I recently read the following article as I was looking through research, "Effect of Music on State Anxiety Scores in Patients Undergoing Fiberoptic Bronchoscopy," by Henri G. Colt, MD, FCCP; Anne Powers, NP and Thomas G. Shanks, MPH. I think that the research study was well organized and the researchers earnest in their attempt to discover the effects of music on anxiety, but they did not consider the power of preferred music in their development of the study.
The researchers looked at sixty patients divided into two equal groups. Each patient wore headphones that played music or nothing at all during a bronchoscopy procedure. The study did not find a statistically significant difference in pre and post STAI anxiety scores between the experimental and control group. This is not surprising since the research protocol did not use any method to deliver preferred music styles to each patient and limited the music to piano music from one recording. Although the music used was slow in tempo, sixty beats per minute, there was no other attempt to classify and present "sedative" music.
The researchers admitted that they did not use preferred music and stated that it would have required a much larger population sample in order to add preferred music as a variable. They erroneously wrote that using preferred music, "...could have changed the focus of the trial to addressing what type of music is effective, rather than answering the more straightforward question of whether or not music reduces FFB-related state anxiety." They continued their argument that further studies would be unnecessary and concluded that music would primarily be beneficial in waiting rooms and procedure suites as a way to "soften" the atmosphere.

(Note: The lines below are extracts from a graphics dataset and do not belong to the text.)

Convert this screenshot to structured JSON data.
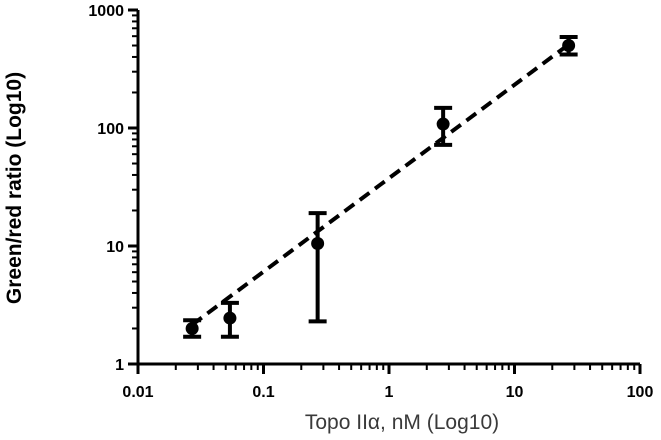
{
  "chart_data": {
    "type": "scatter",
    "xlabel": "Topo IIα, nM (Log10)",
    "ylabel": "Green/red ratio (Log10)",
    "x_scale": "log",
    "y_scale": "log",
    "xlim": [
      0.01,
      100
    ],
    "ylim": [
      1,
      1000
    ],
    "x_ticks": [
      0.01,
      0.1,
      1,
      10,
      100
    ],
    "x_tick_labels": [
      "0.01",
      "0.1",
      "1",
      "10",
      "100"
    ],
    "y_ticks": [
      1,
      10,
      100,
      1000
    ],
    "y_tick_labels": [
      "1",
      "10",
      "100",
      "1000"
    ],
    "grid": false,
    "legend": "none",
    "points": [
      {
        "x": 0.027,
        "y": 2.0,
        "y_low": 1.7,
        "y_high": 2.35
      },
      {
        "x": 0.054,
        "y": 2.45,
        "y_low": 1.7,
        "y_high": 3.3
      },
      {
        "x": 0.27,
        "y": 10.5,
        "y_low": 2.3,
        "y_high": 19
      },
      {
        "x": 2.7,
        "y": 108,
        "y_low": 72,
        "y_high": 148
      },
      {
        "x": 27,
        "y": 500,
        "y_low": 420,
        "y_high": 590
      }
    ],
    "fit_line": {
      "style": "dashed",
      "x": [
        0.027,
        27
      ],
      "y": [
        2.15,
        510
      ]
    }
  }
}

I think it is unfortunate that so much time and effort, as well as professional prestige were used for this study since it sends the incorrect message that music is not effective in helping patients cope with anxiety during surgeries and painful procedures. Preferred music is a key element in using relaxation to reduce anxiety. Sometimes the music does not even need to be "sedative" in nature if the preferred music is effective in distracting the patient from pain or environmental factors. Music alone is not a proven aid to helping reduce anxiety, but combined with other relaxation techniques such as progressive muscle relaxation or imagery it can be very powerful. I urge medical professionals and music therapists to continue the research in using music to help alleviate anxiety with the hope that larger studies can be developed to address all the variables.